The White Sox bullpen came into the game since Game 1 of the ALCS, which was also started by Contreras (1-0). Bobby Jenks notched the team's first save since he saved the clinching Game 3 of the ALCS back on Oct. 7.

Game 2

        1 2 3 4 5 6 7 8 9 ... R H E
Houston 0 1 1 0 2 0 0 0 2 ... 6 9 0
Chicago 0 2 0 0 0 0 4 0 1 ... 7 12 0

A GAME TWO in Chicago is notorious for wacky finishes. But this time, A.J. Pierzynski wasn't much of a factor.

In the seventh inning with a 4-2 Houston lead, Astros reliever Dan Wheeler threw a 3-1 pitch in tight to batter Jermaine Dye which at first seemed to be ball four, but the official ruling was that the pitch hit Dye on the wrist. But replays showed the ball probably hit his bat, which should have been ruled a foul ball. Nevertheless, Dye trotted to first, loading the bases.

After a pitching change, new thrower Chad Qualls' first pitch was carefully placed in the outfield seats by the bat of Paul Konerko, whose grand slam launched the Sox ahead by 2, 6-4.

The SuperStars weren't done, however. In the top of the ninth, pinch hitter Jose Vizcaino laced a single, scoring two runners and tying the game at 6-all.

But Scott Podsednik, who had zero home runs in the regular season, sent the fans home two outs early with a solo home run to right field of Brad Lidge, who is quickly becoming this year's Byung-Hyun Kim.

Bullpen, you say?

CHICAGO LOCKED DOWN the Angels lineup using four straight complete games, using their bullpen for a mere 2/3 inning in the ALCS.

In Game 1 Saturday, those non-starters were pointed to for the first time in 5 games.
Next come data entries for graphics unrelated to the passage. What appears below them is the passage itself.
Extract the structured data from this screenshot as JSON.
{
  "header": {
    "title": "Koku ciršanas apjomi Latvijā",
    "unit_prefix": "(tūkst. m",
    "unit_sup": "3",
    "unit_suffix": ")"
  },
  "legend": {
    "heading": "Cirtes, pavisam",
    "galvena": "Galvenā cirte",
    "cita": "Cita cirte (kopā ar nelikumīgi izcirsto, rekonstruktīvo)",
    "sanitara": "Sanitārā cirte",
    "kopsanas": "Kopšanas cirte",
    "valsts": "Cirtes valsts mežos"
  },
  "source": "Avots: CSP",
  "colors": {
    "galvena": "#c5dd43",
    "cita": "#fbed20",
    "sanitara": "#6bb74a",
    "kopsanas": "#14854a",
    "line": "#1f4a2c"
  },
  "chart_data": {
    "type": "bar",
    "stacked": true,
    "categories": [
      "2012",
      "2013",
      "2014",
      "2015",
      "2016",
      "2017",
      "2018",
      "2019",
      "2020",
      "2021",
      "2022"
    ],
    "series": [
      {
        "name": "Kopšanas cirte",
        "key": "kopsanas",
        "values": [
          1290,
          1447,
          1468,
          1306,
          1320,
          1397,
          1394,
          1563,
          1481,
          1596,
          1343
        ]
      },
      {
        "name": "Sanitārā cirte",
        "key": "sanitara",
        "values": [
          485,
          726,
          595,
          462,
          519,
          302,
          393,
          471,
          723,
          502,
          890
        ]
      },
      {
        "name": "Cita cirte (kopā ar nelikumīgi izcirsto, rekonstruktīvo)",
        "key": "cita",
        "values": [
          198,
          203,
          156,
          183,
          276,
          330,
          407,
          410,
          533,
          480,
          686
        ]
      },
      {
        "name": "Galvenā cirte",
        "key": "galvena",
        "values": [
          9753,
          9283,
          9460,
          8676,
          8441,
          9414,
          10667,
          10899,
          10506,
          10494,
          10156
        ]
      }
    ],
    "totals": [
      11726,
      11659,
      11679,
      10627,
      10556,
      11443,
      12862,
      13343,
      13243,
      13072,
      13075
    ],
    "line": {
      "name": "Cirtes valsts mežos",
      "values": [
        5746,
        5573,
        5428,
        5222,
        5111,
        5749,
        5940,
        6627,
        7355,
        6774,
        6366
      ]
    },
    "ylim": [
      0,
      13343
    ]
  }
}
Neil Cotts, coincidentally the lone gunman from the bullpen in the Angels series, took the ball from manager Ozzie Guillen to relieve Jose Contreras, just like it unfolded in the previous Game 1. And, like his last game, Cotts went 2/3 of an inning.

In fact, both games used the crazy concept of "relief pitching." And in the first two games, their rusty pen has one win and one save.